Economically, this also looks a bit like "own the means of production" because if you're making a product, then stopping to build a factory just for the widgets you need in your product, you will save yourself money on those widgets long-term, but it's a big investment for no reward --temporarily. In software we're often faced with these economic choices when it comes to "build vs buy" decisions, but let's put that line of thought on the shelf for now.
Leverage in finance - it means borrowing to do something that you believe will be more profitable down the road. For example, taking money from VCs to build a company with the belief that you'll turn out huge profits for everyone later.
Selling Leverage - sometimes making a structural change is not about velocity, it's somewhat about options, but perhaps it's more about flexibility or leverage. The current thing can't support some of the new things we want. In software, imagine you've written a messaging system for SMS, but now you want to handle twitter and facebook messaging also. By splitting the current system into the generic messaging vs the specific SMS parts you can create a basis for the twitter and facebook features. Without that new structure, this new behavior or these "future features" would be about 3X more work to write.

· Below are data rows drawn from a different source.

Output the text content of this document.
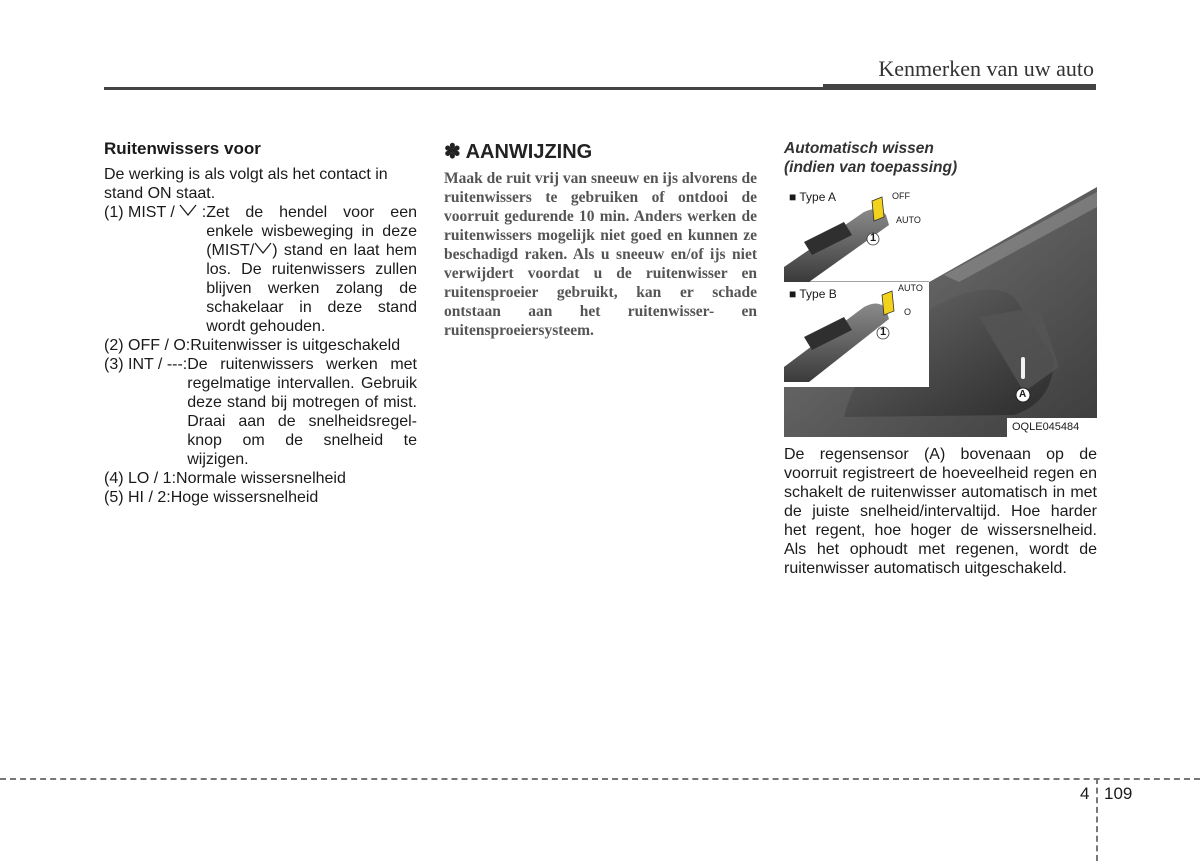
Kenmerken van uw auto
Ruitenwissers voor

De werking is als volgt als het contact in stand ON staat.

(1) MIST /  : Zet de hendel voor een enkele wisbeweging in deze (MIST/ ) stand en laat hem los. De ruitenwissers zullen blijven werken zolang de schakelaar in deze stand wordt gehouden.
(2) OFF / O: Ruitenwisser is uitgeschakeld
(3) INT / ---: De ruitenwissers werken met regelmatige intervallen. Gebruik deze stand bij motregen of mist. Draai aan de snelheidsregel-knop om de snelheid te wijzigen.
(4) LO / 1: Normale wissersnelheid
(5) HI / 2: Hoge wissersnelheid
✽ AANWIJZING

Maak de ruit vrij van sneeuw en ijs alvorens de ruitenwissers te gebruiken of ontdooi de voorruit gedurende 10 min. Anders werken de ruitenwissers mogelijk niet goed en kunnen ze beschadigd raken. Als u sneeuw en/of ijs niet verwijdert voordat u de ruitenwisser en ruitensproeier gebruikt, kan er schade ontstaan aan het ruitenwisser- en ruitensproeiersysteem.

Automatisch wissen

(indien van toepassing)

■ Type A	OFF
AUTO
1
■ Type B	AUTO
O
1
A
OQLE045484
De regensensor (A) bovenaan op de voorruit registreert de hoeveelheid regen en schakelt de ruitenwisser automatisch in met de juiste snelheid/intervaltijd. Hoe harder het regent, hoe hoger de wissersnelheid. Als het ophoudt met regenen, wordt de ruitenwisser automatisch uitgeschakeld.
4 109
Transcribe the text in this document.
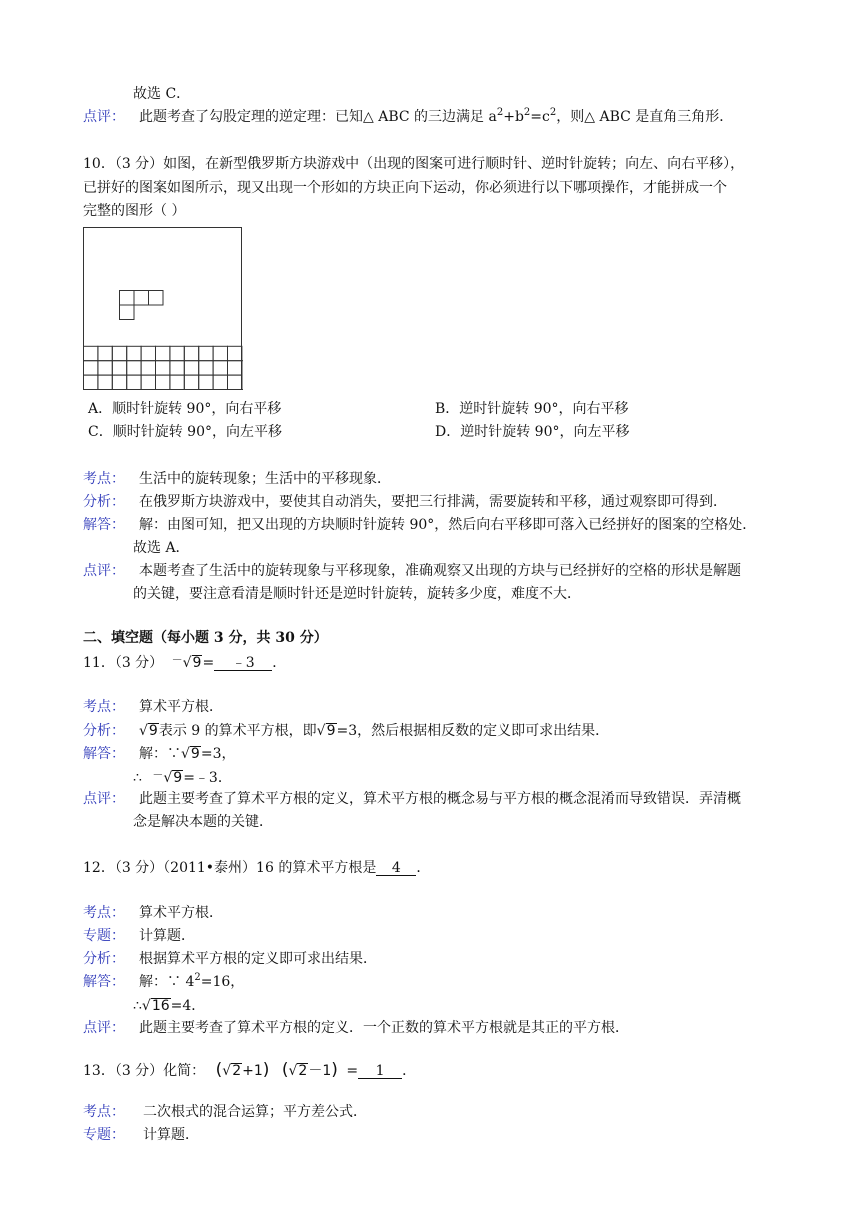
故选 C．
点评： 此题考查了勾股定理的逆定理：已知△ ABC 的三边满足 $a^2+b^2=c^2$，则△ ABC 是直角三角形．
10．（3 分）如图，在新型俄罗斯方块游戏中（出现的图案可进行顺时针、逆时针旋转；向左、向右平移），
已拼好的图案如图所示，现又出现一个形如的方块正向下运动，你必须进行以下哪项操作，才能拼成一个
完整的图形（ ）
A．顺时针旋转 90°，向右平移	B．逆时针旋转 90°，向右平移
C．顺时针旋转 90°，向左平移	D．逆时针旋转 90°，向左平移
考点： 生活中的旋转现象；生活中的平移现象．
分析： 在俄罗斯方块游戏中，要使其自动消失，要把三行排满，需要旋转和平移，通过观察即可得到．
解答： 解：由图可知，把又出现的方块顺时针旋转 90°，然后向右平移即可落入已经拼好的图案的空格处．
故选 A．
点评： 本题考查了生活中的旋转现象与平移现象，准确观察又出现的方块与已经拼好的空格的形状是解题
的关键，要注意看清是顺时针还是逆时针旋转，旋转多少度，难度不大．
二、填空题（每小题 3 分，共 30 分）
11．（3 分） －√9= ﹣3 ．
考点： 算术平方根．
分析： √9表示 9 的算术平方根，即√9=3，然后根据相反数的定义即可求出结果．
解答： 解：∵√9=3，
∴ －√9=﹣3．
点评： 此题主要考查了算术平方根的定义，算术平方根的概念易与平方根的概念混淆而导致错误．弄清概
念是解决本题的关键．
12．（3 分）（2011•泰州）16 的算术平方根是 4 ．
考点： 算术平方根．
专题： 计算题．
分析： 根据算术平方根的定义即可求出结果．
解答： 解：∵ $4^2=16$，
∴√16=4．
点评： 此题主要考查了算术平方根的定义．一个正数的算术平方根就是其正的平方根．
13．（3 分）化简： (√2+1) (√2－1) = 1 ．
考点： 二次根式的混合运算；平方差公式．
专题： 计算题．
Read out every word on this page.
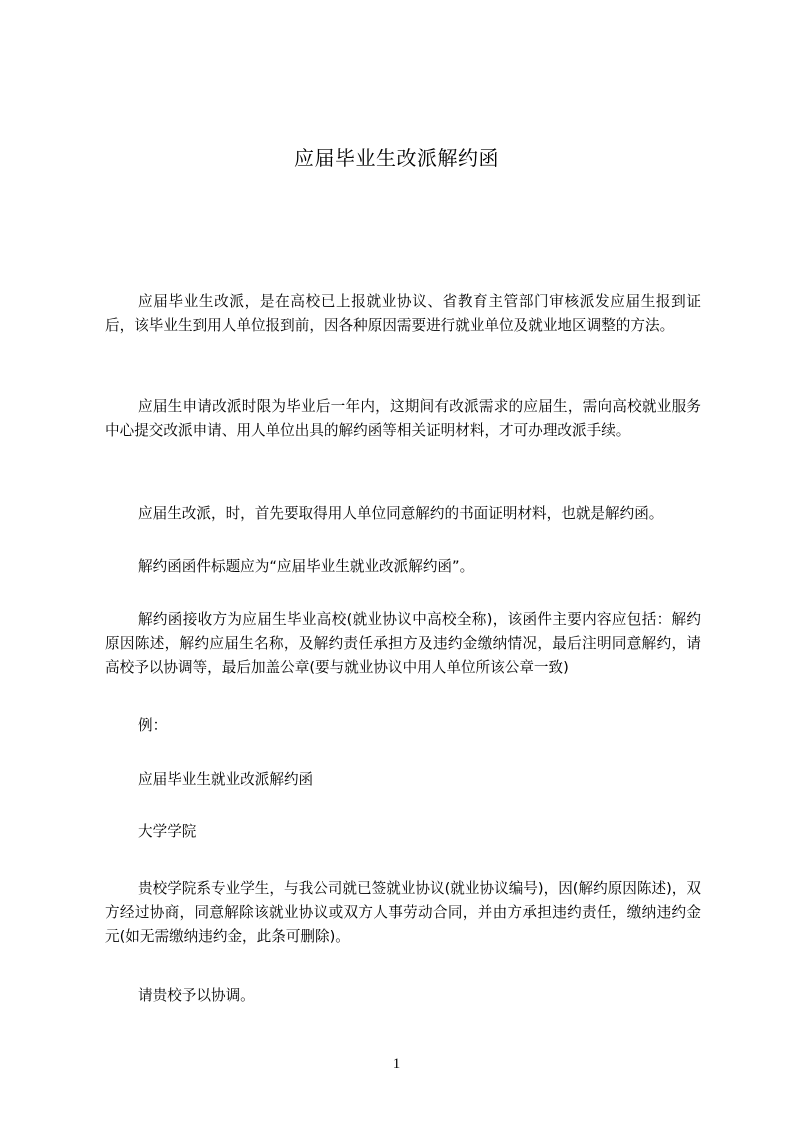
应届毕业生改派解约函
应届毕业生改派，是在高校已上报就业协议、省教育主管部门审核派发应届生报到证后，该毕业生到用人单位报到前，因各种原因需要进行就业单位及就业地区调整的方法。
应届生申请改派时限为毕业后一年内，这期间有改派需求的应届生，需向高校就业服务中心提交改派申请、用人单位出具的解约函等相关证明材料，才可办理改派手续。
应届生改派，时，首先要取得用人单位同意解约的书面证明材料，也就是解约函。
解约函函件标题应为“应届毕业生就业改派解约函”。
解约函接收方为应届生毕业高校(就业协议中高校全称)，该函件主要内容应包括：解约原因陈述，解约应届生名称，及解约责任承担方及违约金缴纳情况，最后注明同意解约，请高校予以协调等，最后加盖公章(要与就业协议中用人单位所该公章一致)
例：
应届毕业生就业改派解约函
大学学院
贵校学院系专业学生，与我公司就已签就业协议(就业协议编号)，因(解约原因陈述)，双方经过协商，同意解除该就业协议或双方人事劳动合同，并由方承担违约责任，缴纳违约金元(如无需缴纳违约金，此条可删除)。
请贵校予以协调。
1
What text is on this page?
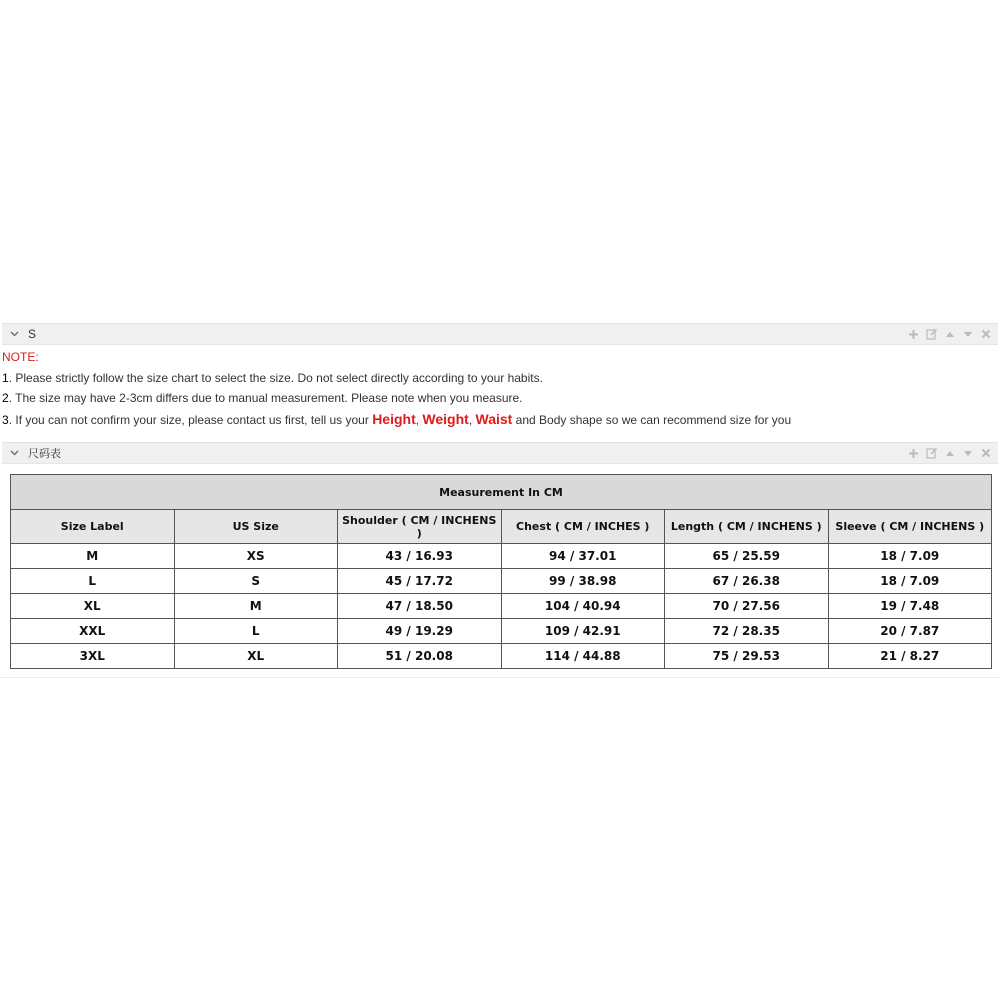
S
NOTE:
1. Please strictly follow the size chart to select the size. Do not select directly according to your habits.
2. The size may have 2-3cm differs due to manual measurement. Please note when you measure.
3. If you can not confirm your size, please contact us first, tell us your Height, Weight, Waist and Body shape so we can recommend size for you
尺码表
Measurement In CM					
Size Label	US Size	Shoulder ( CM / INCHENS )	Chest ( CM / INCHES )	Length ( CM / INCHENS )	Sleeve ( CM / INCHENS )
M	XS	43 / 16.93	94 / 37.01	65 / 25.59	18 / 7.09
L	S	45 / 17.72	99 / 38.98	67 / 26.38	18 / 7.09
XL	M	47 / 18.50	104 / 40.94	70 / 27.56	19 / 7.48
XXL	L	49 / 19.29	109 / 42.91	72 / 28.35	20 / 7.87
3XL	XL	51 / 20.08	114 / 44.88	75 / 29.53	21 / 8.27
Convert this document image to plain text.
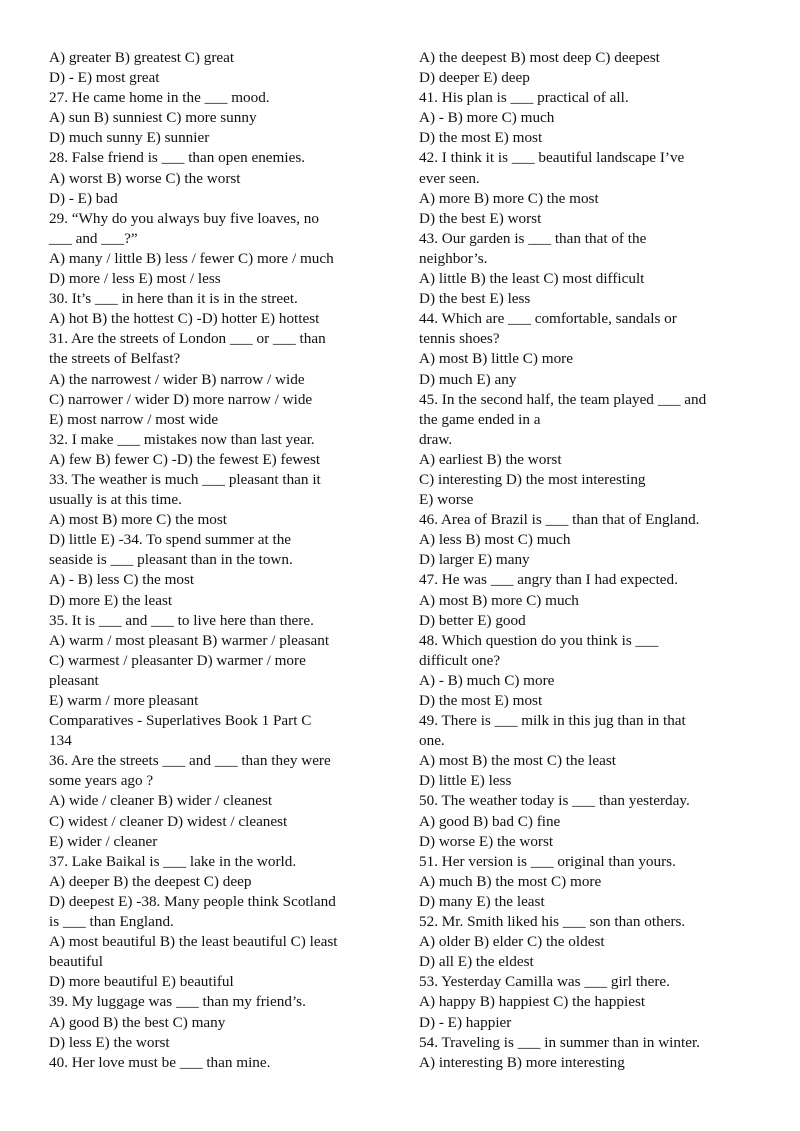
A) greater B) greatest C) great
D) - E) most great
27. He came home in the ___ mood.
A) sun B) sunniest C) more sunny
D) much sunny E) sunnier
28. False friend is ___ than open enemies.
A) worst B) worse C) the worst
D) - E) bad
29. “Why do you always buy five loaves, no
___ and ___?”
A) many / little B) less / fewer C) more / much
D) more / less E) most / less
30. It’s ___ in here than it is in the street.
A) hot B) the hottest C) -D) hotter E) hottest
31. Are the streets of London ___ or ___ than
the streets of Belfast?
A) the narrowest / wider B) narrow / wide
C) narrower / wider D) more narrow / wide
E) most narrow / most wide
32. I make ___ mistakes now than last year.
A) few B) fewer C) -D) the fewest E) fewest
33. The weather is much ___ pleasant than it
usually is at this time.
A) most B) more C) the most
D) little E) -34. To spend summer at the
seaside is ___ pleasant than in the town.
A) - B) less C) the most
D) more E) the least
35. It is ___ and ___ to live here than there.
A) warm / most pleasant B) warmer / pleasant
C) warmest / pleasanter D) warmer / more
pleasant
E) warm / more pleasant
Comparatives - Superlatives Book 1 Part C
134
36. Are the streets ___ and ___ than they were
some years ago ?
A) wide / cleaner B) wider / cleanest
C) widest / cleaner D) widest / cleanest
E) wider / cleaner
37. Lake Baikal is ___ lake in the world.
A) deeper B) the deepest C) deep
D) deepest E) -38. Many people think Scotland
is ___ than England.
A) most beautiful B) the least beautiful C) least
beautiful
D) more beautiful E) beautiful
39. My luggage was ___ than my friend’s.
A) good B) the best C) many
D) less E) the worst
40. Her love must be ___ than mine.
A) the deepest B) most deep C) deepest
D) deeper E) deep
41. His plan is ___ practical of all.
A) - B) more C) much
D) the most E) most
42. I think it is ___ beautiful landscape I’ve
ever seen.
A) more B) more C) the most
D) the best E) worst
43. Our garden is ___ than that of the
neighbor’s.
A) little B) the least C) most difficult
D) the best E) less
44. Which are ___ comfortable, sandals or
tennis shoes?
A) most B) little C) more
D) much E) any
45. In the second half, the team played ___ and
the game ended in a
draw.
A) earliest B) the worst
C) interesting D) the most interesting
E) worse
46. Area of Brazil is ___ than that of England.
A) less B) most C) much
D) larger E) many
47. He was ___ angry than I had expected.
A) most B) more C) much
D) better E) good
48. Which question do you think is ___
difficult one?
A) - B) much C) more
D) the most E) most
49. There is ___ milk in this jug than in that
one.
A) most B) the most C) the least
D) little E) less
50. The weather today is ___ than yesterday.
A) good B) bad C) fine
D) worse E) the worst
51. Her version is ___ original than yours.
A) much B) the most C) more
D) many E) the least
52. Mr. Smith liked his ___ son than others.
A) older B) elder C) the oldest
D) all E) the eldest
53. Yesterday Camilla was ___ girl there.
A) happy B) happiest C) the happiest
D) - E) happier
54. Traveling is ___ in summer than in winter.
A) interesting B) more interesting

I've probably already sold you on the idea, but there's a deeper and harder to see (or sell) point here: when the next messaging platform comes along it's now much easier the option is to add it too. You've leveraged your work to be resilient to an uncertain future. I think of this as architectural agility, but I'm not sure if there's an economic metaphor.
If I haven't convinced you yet, only the really astute or creative technical readers will see the other value here. If I have a messaging core system, with SMS, twitter, and facebook messaging on top there's other *collateral* or secondary benefit: You get a system where and an SMS user can send messages to their friends on facebook.
Leverage can be a huge multiplier. The dark side is accidentally over engineering to build things that people don't actually want or need, or taking more time than you can afford. It's especially dangerous for startups where your debt will come due sooner rather than later.
Startups - startups are a whole different context. They operate to fail repeatedly in the quest to learn which products or services are actually valuable to a market and customers. As such, they need to turn out behaviors cheaply, test them quantitatively and quickly, and repeat. Once they find a problem they can solve that customers value enough, they have a period of building that, and only that, in the MVP. The notion of investing in structural change is usually strictly forbidden, until the next pivot.
Time value of money - as a programmer most of what I write needs to be replaced in about 3 years (when it's handling 10X the current load). We have an architect in the family who designs structures that will be around for decades if not centuries. Contrasting this with startups, the economics in both these cases is about already knowing what's needed and why (the problem space) but providing a better implementation (the solution space). The architect's choice to make a structural change is high storm-term expense, but can also save a ton of future expense. It's a surprisely similar economic calculus.
What's funny about this is there's a small portion of what I've written that has been running in production for over 10 years, which is considered a really long time for the industry; and that's funny because that code is stuff I never would have predicted would last. One typically needs a wide portfolio to benefit from the occasional big hit.